Dopo Eric Abidal, ecco Emiliano. Sono stati più fortunati di altri, più fortunati e, forse, più guerrieri, meno fatalisti. Lo sport aiuta a non sentirsi soli, il Mondo che torna dall’inferno è un segno e un sogno dei tempi. E pazienza se ogni inzio, spesso, nasconde una fine e non un fine, oggi l’esonero di Tesser, domani chissà. Un Mondo di auguri, ricominciamo da qui.

Così vicini, così diversi

Roberto Beccantini29 gennaio 2012

Avvisi di «garanzia».

1) Nell’ambito di un campionato mediocre, Juventus-Udinese è stata vibrante. Credo che Conte l’abbia domata, al di là dei meriti e degli episodi, grazie a una panchina più lunga di quella di Guidolin, «mutilato» dalla Coppa d’Africa. Un anno fa il Milan capolista aveva 41 punti. La Juve, oggi, ne ha 44. Incredibile.

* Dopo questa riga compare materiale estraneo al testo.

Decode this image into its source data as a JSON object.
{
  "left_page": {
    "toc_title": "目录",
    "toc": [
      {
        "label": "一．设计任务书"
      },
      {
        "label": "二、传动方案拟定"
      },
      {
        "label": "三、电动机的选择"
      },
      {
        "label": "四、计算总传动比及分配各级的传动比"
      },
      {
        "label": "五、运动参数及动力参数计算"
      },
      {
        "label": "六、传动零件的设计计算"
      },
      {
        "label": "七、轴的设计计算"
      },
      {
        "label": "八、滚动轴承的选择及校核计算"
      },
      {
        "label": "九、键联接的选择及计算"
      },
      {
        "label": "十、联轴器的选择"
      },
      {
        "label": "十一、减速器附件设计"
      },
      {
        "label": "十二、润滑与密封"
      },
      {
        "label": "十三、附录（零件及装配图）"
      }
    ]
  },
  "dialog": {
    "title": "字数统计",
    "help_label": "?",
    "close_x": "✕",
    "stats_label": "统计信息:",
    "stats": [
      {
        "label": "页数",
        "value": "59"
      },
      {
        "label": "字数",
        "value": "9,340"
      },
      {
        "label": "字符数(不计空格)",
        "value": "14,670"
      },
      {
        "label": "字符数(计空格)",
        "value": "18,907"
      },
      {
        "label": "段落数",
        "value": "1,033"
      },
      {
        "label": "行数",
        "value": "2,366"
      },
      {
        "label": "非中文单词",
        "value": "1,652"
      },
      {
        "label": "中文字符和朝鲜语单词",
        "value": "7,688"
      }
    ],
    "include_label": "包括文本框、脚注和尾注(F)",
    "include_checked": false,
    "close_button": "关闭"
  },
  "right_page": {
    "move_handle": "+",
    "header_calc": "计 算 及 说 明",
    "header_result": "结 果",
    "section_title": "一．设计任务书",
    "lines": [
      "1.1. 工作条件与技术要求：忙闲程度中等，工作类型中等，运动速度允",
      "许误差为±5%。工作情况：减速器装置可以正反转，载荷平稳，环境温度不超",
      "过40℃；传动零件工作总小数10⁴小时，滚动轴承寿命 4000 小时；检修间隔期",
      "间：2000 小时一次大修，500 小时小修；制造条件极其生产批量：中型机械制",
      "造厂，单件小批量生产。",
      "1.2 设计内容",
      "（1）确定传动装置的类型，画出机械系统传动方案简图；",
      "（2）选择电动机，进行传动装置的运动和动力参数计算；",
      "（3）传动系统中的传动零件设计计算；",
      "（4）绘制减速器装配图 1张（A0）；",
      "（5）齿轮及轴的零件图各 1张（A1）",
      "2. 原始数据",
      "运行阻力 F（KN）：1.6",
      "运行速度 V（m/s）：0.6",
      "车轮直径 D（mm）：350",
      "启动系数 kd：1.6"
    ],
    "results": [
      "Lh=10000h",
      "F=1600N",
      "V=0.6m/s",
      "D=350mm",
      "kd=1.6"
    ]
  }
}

2) Rete su punizione, assist per Nocerino: Ibrahimovic continua a tenere in piedi il Milan (3-0 a Novara, 3-0 al Cagliari dopo il derby perso). Galliani, vista l’ossessione Tevez, un po’ di paura della Juventus comincia ad averla. Per carità: solo un po’.

3) Cossu: migliore in campo a Torino, peggiore a San Siro. Nainggolan: sta per diventare papà, mettiamola così.

4) Classifica cannonieri senza rigori: 12 reti Klose; 11 Di Natale (-3) e Cavani (-1); 9 Denis (-3), Ibrahimovic (-6) e Matri; 8 Jovetic (-2) e Palacio 8 (-2).

5) Due le parate del week-end: Benassi su Pazzini e Buffon su Armero. Ricordiamoci anche dei portieri, ogni tanto.

6) Sette vittorie, poi il ko di coppa a Napoli e la sconfitta di Lecce. Le rimonte costano, soprattutto se nutrite da un gioco minimalista. Il problema non è l’italianismo di Ranieri, ma il modo di praticarlo. Non ho capito la sostituzione di Sneijder.

7) Napoli a meno quindici. Detto che gli ottavi di Champions giustificano molto, ma non tutto, non vorrei che il comandante Mazzarri venisse declassato a mozzo. Scommettiamo?

8) Senza handicap, l’Atalanta avrebbe 29 punti, gli stessi del Napoli. Complimenti a Stefano Colantuono, allenatore e uomo tutto d’un pezzo (e non tutto d’un prezzo, come molti nei dintorni).

9) Rivisto Amauri in Fiorentina-Siena: sembrava un centravanti.

10) Calciopoli: a giorni saranno rese note le motivazioni delle condanne di primo grado emesse l’8 novembre. Pronti a discuterle.